如果模式删除换行符

如果模式删除换行符

有一个这样的 CSV 文件:

1st,2nd,3rd,4th,5th,6th,7th
"first-line
",2,3,4,5,6,7
"second-line
",2,3,4,5,6,7
"third-line
",2,3,4,5,6,7
"normal-line",2,3,4,5,6,7
"forth-line
",2,3,4,5,6,7
"fifth-line
",2,3,4,5,6,7

看起来这些行是通过在第一列的结束引号之前插入换行符而被打破的。
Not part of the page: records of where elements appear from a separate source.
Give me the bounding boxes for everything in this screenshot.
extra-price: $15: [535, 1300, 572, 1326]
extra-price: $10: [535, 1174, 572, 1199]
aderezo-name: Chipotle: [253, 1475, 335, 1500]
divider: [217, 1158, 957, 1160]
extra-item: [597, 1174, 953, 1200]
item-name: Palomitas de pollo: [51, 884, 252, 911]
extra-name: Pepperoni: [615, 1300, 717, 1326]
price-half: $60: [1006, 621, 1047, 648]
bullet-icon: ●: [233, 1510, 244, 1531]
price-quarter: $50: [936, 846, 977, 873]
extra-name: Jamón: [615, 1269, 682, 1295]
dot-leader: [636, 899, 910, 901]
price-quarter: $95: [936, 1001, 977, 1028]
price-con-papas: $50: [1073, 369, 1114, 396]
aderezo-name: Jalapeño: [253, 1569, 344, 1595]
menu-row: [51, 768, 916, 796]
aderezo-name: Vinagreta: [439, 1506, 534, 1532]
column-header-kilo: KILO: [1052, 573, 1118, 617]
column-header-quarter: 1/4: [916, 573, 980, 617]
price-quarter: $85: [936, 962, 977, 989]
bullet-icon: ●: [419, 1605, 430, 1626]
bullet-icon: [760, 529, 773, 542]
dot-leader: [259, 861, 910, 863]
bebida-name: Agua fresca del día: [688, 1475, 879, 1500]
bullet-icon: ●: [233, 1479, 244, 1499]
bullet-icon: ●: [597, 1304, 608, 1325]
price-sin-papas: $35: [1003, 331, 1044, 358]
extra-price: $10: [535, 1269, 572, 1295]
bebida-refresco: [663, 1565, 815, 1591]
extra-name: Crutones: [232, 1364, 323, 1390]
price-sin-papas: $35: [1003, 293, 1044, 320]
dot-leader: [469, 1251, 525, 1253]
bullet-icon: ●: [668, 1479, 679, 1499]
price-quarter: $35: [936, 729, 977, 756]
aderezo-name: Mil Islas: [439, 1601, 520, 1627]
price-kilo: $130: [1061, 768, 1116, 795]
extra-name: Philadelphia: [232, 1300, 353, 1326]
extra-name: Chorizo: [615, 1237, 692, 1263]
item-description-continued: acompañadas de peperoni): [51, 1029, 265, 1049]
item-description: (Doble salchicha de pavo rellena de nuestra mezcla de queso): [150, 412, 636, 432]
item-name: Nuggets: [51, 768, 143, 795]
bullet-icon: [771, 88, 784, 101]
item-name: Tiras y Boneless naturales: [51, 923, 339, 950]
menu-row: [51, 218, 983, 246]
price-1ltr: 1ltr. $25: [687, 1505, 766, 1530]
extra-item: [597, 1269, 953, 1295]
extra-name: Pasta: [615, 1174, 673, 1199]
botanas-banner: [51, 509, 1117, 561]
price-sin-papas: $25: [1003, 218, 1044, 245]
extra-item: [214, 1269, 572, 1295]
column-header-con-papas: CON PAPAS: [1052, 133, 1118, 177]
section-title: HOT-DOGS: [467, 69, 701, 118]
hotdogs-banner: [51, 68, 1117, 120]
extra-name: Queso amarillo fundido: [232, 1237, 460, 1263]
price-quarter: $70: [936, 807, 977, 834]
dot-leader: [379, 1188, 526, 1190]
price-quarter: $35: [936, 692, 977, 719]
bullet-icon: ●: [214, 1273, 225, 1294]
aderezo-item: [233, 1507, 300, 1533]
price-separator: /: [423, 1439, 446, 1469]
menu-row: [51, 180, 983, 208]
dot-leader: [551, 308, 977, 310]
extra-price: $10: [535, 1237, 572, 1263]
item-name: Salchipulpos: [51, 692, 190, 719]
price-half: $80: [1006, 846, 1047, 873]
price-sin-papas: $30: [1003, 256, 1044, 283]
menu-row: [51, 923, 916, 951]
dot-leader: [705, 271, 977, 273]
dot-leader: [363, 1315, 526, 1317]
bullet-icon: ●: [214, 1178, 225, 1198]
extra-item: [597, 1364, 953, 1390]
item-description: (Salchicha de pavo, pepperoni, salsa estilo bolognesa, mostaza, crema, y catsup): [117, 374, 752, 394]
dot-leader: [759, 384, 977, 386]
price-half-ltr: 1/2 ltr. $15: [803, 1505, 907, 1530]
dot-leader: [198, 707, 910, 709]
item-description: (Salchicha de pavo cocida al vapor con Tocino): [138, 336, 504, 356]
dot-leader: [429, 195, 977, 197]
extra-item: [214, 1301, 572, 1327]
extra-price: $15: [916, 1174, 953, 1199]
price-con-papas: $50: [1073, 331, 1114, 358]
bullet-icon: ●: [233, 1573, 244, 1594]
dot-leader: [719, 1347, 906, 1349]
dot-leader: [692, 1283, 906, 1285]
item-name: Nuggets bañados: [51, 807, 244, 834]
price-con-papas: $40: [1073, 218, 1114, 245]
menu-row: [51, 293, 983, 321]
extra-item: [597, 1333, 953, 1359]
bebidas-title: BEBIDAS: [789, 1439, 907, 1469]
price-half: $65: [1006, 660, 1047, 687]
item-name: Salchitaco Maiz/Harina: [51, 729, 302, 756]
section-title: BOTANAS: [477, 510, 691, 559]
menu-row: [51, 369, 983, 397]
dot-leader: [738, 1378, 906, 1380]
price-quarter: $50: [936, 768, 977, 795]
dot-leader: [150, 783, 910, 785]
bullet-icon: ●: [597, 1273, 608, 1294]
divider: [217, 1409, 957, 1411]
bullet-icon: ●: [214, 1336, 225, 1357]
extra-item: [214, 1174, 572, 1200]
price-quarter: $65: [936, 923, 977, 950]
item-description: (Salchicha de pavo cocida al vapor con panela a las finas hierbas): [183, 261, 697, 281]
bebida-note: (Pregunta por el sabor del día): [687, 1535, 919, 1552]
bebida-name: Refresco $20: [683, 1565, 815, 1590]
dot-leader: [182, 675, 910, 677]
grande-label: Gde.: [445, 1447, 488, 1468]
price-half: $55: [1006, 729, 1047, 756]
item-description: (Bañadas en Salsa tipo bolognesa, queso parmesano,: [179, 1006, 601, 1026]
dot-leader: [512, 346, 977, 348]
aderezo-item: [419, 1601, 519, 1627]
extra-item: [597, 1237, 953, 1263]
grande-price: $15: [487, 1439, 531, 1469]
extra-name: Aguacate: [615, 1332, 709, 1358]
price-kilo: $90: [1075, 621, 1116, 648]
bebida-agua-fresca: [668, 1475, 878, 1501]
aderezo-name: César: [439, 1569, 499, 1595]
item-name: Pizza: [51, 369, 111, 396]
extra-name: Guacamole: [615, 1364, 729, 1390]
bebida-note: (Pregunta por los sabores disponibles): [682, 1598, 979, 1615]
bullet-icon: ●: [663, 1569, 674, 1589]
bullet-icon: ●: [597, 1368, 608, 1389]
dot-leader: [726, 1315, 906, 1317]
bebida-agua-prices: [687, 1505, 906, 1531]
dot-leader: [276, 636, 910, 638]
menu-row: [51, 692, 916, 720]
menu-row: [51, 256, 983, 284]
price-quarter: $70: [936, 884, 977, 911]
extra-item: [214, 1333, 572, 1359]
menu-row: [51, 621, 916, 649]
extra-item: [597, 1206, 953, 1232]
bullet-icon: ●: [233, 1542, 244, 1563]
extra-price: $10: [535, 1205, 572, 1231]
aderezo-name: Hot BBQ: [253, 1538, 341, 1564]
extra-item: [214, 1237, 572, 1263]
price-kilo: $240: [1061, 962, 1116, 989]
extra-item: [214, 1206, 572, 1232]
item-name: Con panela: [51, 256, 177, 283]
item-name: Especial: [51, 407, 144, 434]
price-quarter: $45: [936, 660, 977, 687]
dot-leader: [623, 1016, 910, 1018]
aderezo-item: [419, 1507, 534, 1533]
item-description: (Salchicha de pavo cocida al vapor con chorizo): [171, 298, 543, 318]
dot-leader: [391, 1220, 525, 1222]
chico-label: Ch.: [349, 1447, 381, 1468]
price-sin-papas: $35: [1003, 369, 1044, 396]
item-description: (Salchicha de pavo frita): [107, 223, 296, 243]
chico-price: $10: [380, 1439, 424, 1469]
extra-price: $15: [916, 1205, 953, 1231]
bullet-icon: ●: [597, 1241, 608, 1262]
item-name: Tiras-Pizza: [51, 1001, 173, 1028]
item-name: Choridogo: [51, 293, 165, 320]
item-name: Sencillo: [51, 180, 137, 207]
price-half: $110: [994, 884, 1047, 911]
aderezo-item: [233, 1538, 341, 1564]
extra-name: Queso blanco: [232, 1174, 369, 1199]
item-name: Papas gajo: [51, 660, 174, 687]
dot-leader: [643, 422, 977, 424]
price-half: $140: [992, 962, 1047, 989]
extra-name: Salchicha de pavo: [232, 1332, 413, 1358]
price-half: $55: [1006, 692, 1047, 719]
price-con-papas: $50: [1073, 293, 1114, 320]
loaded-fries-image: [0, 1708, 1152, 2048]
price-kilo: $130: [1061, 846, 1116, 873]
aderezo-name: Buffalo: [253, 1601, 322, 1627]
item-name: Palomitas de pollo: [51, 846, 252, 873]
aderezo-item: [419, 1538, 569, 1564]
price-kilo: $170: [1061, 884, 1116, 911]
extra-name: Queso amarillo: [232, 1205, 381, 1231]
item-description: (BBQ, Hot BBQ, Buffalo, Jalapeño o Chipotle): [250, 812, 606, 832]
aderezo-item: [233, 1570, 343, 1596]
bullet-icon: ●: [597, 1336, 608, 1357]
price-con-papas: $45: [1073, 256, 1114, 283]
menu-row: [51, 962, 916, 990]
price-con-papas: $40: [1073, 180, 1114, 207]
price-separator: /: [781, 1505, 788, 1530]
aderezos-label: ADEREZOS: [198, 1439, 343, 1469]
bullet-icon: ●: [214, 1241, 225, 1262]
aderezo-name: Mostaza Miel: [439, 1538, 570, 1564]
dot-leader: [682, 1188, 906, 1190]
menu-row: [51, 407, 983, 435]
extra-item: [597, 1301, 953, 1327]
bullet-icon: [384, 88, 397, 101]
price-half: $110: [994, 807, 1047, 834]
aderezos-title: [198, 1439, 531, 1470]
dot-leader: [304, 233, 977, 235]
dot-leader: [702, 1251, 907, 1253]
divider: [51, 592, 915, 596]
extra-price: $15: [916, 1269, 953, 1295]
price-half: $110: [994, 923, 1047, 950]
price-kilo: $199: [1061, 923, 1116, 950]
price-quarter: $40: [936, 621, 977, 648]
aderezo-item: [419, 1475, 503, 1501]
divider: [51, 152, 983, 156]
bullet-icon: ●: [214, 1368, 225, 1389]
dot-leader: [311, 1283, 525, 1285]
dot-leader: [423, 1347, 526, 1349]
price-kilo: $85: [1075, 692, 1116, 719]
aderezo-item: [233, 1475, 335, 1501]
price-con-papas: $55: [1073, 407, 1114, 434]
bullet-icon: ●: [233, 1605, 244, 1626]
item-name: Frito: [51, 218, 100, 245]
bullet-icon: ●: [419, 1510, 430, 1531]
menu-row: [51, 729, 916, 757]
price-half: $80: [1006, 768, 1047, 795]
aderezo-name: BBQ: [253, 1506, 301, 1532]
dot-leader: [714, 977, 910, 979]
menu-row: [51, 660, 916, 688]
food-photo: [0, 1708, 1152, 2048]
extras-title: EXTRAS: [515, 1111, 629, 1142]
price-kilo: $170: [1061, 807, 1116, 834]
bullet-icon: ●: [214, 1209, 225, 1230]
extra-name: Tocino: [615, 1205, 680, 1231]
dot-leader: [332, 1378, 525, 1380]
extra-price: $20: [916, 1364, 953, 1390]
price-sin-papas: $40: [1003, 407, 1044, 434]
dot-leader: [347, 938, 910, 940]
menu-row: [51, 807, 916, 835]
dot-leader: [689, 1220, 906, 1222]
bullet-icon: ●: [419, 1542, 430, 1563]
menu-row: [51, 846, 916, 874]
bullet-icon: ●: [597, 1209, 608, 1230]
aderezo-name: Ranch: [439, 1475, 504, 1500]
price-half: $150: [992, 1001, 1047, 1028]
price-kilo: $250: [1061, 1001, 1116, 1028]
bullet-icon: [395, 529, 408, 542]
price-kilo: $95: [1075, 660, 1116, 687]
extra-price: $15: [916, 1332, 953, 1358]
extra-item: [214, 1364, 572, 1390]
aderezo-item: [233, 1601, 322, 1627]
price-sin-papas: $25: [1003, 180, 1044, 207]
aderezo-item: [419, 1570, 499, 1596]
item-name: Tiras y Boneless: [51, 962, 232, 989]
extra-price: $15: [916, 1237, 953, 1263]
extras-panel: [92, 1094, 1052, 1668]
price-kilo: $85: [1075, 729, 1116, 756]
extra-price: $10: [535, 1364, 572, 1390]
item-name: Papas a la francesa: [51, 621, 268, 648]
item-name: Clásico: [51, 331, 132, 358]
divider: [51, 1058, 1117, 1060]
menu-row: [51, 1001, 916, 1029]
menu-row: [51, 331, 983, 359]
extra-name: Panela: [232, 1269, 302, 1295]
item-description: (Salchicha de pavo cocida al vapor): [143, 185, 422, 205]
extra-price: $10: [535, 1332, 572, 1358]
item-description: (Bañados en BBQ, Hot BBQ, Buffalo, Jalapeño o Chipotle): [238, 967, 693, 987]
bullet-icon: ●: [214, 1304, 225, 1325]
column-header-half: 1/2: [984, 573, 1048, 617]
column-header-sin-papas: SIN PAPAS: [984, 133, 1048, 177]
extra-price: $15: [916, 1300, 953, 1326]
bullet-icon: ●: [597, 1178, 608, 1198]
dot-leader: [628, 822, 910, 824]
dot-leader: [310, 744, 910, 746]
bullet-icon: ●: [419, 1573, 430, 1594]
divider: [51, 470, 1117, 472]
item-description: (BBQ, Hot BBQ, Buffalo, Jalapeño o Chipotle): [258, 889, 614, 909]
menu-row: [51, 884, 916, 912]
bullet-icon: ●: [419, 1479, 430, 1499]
我想删除该换行符。

我使用了来自的解决方案这个答案,但是如果文本中存在正确的行(例如标题和“正常行”),则会出现混乱。

即使线路没有断线,有没有办法做到这一点?

答案1

新答案(2022 年 10 月),使用磨坊主从第一列中去除尾随空格:

$ mlr --csv put '$["1st"] = rstrip($["1st"])' file
1st,2nd,3rd,4th,5th,6th,7th
first-line,2,3,4,5,6,7
second-line,2,3,4,5,6,7
third-line,2,3,4,5,6,7
normal-line,2,3,4,5,6,7
forth-line,2,3,4,5,6,7
fifth-line,2,3,4,5,6,7

保留原始引用:

$ mlr --csv --quote-original put '$["1st"] = rstrip($["1st"])' file
1st,2nd,3rd,4th,5th,6th,7th
"first-line",2,3,4,5,6,7
"second-line",2,3,4,5,6,7
"third-line",2,3,4,5,6,7
"normal-line",2,3,4,5,6,7
"forth-line",2,3,4,5,6,7
"fifth-line",2,3,4,5,6,7

请注意,我们按名称而不是按位置使用列。


旧答案(2022 年 6 月):

假设您的数据都不包含该字符@(如果不是这种情况,请更改为其他未使用的字符)并且您想要删除所有嵌入的换行符:

$ csvformat -M @ file.csv | tr -d '\n' | tr '@' '\n'
1st,2nd,3rd,4th,5th,6th,7th
first-line,2,3,4,5,6,7
second-line,2,3,4,5,6,7
third-line,2,3,4,5,6,7
normal-line,2,3,4,5,6,7
forth-line,2,3,4,5,6,7
fifth-line,2,3,4,5,6,7

这使用csvformat来自 csvkit将 CSV 文件重新格式化为数据流,该数据流用作@记录终止符来代替换行符。转换后数据中仍然存在的任何换行符都将被后续tr命令删除。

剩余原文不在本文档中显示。